Effect of structural phase transitions on high temperature thermal conductivity of nuclear-grade uranium

Reliable experimental evaluation of thermal conductivity of nuclear-grade uranium over a wide temperature range from 298 K to 1273 K, encompassing both of its solid-state allotropic phase transformations has been carried out for the first time using thermal diffusivity and linear thermal expansion data. Temperature dependence of both diffusivity and expansivity showed abrupt break at both the phase transitions namely, orthorhombic (α-phase) to tetragonal (β-phase) at 948 K and tetragonal (β-phase) to cubic (γ-phase) at 1051 K. Thermal conductivity also increases abruptly upon uranium undergoing structural modification from ambient temperature orthorhombic phase to high temperature cubic phase. Observed differences in results obtained in present investigation from those reported in literature have been explained on the basis of non-metallic impurity contents and inherent structural anisotropy of uranium.
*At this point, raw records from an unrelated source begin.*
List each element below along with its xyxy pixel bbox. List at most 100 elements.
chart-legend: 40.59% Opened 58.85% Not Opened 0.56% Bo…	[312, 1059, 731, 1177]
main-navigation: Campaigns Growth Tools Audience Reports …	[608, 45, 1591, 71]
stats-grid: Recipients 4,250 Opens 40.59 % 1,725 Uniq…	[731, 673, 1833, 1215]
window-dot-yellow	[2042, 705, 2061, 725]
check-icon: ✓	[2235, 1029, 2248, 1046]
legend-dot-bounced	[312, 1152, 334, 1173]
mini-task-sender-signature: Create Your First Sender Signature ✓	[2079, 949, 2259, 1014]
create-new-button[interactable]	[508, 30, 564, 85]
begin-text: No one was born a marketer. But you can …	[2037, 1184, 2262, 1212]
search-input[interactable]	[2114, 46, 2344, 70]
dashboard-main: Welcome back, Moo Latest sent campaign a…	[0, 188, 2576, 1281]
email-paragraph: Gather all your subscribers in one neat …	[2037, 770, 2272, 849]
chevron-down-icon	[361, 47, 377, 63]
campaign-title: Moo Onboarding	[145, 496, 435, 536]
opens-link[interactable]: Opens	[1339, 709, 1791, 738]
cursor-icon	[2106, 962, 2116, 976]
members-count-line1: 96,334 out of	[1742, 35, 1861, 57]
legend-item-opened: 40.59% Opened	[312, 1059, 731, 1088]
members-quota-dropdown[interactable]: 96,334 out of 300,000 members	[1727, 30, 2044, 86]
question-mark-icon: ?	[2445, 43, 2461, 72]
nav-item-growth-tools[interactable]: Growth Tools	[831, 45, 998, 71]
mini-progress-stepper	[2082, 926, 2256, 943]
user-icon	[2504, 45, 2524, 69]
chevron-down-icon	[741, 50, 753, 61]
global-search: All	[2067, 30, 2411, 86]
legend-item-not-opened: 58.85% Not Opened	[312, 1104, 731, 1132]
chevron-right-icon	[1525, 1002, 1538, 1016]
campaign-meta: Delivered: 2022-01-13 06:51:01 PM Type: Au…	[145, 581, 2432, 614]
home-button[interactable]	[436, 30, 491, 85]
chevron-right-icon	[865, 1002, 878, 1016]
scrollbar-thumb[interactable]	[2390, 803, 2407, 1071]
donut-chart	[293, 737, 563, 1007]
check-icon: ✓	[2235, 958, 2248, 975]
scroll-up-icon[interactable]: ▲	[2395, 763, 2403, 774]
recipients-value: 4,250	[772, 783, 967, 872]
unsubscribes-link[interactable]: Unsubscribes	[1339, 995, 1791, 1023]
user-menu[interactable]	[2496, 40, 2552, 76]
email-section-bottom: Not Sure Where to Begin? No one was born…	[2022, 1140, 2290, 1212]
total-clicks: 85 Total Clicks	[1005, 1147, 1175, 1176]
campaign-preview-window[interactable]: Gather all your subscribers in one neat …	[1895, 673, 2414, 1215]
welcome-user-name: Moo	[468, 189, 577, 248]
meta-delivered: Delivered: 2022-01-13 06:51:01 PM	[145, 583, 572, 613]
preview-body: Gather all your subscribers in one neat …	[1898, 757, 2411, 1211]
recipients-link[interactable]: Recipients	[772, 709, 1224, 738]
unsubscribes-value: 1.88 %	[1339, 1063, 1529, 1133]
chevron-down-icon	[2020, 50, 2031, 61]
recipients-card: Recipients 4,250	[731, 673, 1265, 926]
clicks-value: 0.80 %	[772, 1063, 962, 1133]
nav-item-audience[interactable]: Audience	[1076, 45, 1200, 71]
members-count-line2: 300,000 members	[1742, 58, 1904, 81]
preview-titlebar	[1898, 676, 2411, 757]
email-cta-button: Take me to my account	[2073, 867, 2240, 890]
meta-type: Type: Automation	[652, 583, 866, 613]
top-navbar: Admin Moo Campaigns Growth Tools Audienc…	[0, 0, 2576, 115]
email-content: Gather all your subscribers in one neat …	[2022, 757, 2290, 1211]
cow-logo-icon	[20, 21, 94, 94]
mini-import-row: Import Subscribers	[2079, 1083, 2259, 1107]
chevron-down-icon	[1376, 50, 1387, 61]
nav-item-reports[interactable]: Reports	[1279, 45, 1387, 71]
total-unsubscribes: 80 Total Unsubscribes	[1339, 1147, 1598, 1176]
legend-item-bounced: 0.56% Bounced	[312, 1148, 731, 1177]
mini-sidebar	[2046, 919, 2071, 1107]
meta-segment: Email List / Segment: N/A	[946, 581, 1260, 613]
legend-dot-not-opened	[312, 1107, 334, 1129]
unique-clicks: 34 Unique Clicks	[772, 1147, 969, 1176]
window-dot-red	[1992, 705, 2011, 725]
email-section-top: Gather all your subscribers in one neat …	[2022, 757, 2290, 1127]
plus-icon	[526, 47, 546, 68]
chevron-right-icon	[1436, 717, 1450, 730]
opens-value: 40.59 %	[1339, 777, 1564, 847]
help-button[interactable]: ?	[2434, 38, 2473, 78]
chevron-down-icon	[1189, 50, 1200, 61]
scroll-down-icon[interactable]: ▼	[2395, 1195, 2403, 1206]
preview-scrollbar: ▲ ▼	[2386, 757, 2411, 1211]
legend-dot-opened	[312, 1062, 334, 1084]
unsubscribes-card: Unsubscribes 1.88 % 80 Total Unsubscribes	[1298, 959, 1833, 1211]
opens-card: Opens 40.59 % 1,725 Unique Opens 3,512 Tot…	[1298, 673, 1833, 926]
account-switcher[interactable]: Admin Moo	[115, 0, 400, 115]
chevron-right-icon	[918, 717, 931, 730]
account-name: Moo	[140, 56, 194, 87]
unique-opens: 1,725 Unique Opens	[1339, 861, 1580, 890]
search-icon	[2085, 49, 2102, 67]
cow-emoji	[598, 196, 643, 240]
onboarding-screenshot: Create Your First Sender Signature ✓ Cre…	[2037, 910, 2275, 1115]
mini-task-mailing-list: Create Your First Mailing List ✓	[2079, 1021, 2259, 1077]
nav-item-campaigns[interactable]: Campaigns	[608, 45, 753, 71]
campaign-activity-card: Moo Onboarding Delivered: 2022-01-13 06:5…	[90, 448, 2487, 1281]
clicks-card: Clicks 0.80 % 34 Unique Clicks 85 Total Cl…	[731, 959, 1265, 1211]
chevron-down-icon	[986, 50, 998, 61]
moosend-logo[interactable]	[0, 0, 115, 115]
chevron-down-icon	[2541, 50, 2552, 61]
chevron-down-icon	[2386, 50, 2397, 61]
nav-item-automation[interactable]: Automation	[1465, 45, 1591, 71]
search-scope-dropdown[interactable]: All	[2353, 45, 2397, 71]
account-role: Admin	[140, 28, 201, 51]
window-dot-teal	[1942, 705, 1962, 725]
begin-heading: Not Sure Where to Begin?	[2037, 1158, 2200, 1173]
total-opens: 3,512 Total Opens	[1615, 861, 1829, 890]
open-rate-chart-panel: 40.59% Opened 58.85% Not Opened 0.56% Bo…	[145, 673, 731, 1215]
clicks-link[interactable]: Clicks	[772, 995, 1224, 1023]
It has been suggested that structural anisotropy, which strongly affects metal’s microstructure; also notably influences the heat transport properties. High temperature body centred cubic phase (BCC) of uranium shows very high heat conductivity (44 W/m.K at 1075 K), which affirms the advantage of cubic-phase uranium alloys as potential metallic nuclear fuel. Presented results will be highly useful for development of uranium-based metallic alloy fuels. •Thermophysical properties of nuclear-grade uranium have been evaluated over 298 K–1273 K.•Thermal diffusivity of uranium shows abrupt variation at phase transitions.•Thermal conductivity trend in cubic phase stability region of uranium has been delineated.•High temperature cubic phase of uranium shows highest thermal conductivity.•Both, impurities and structural anisotropy in uranium affects its thermal conductivity.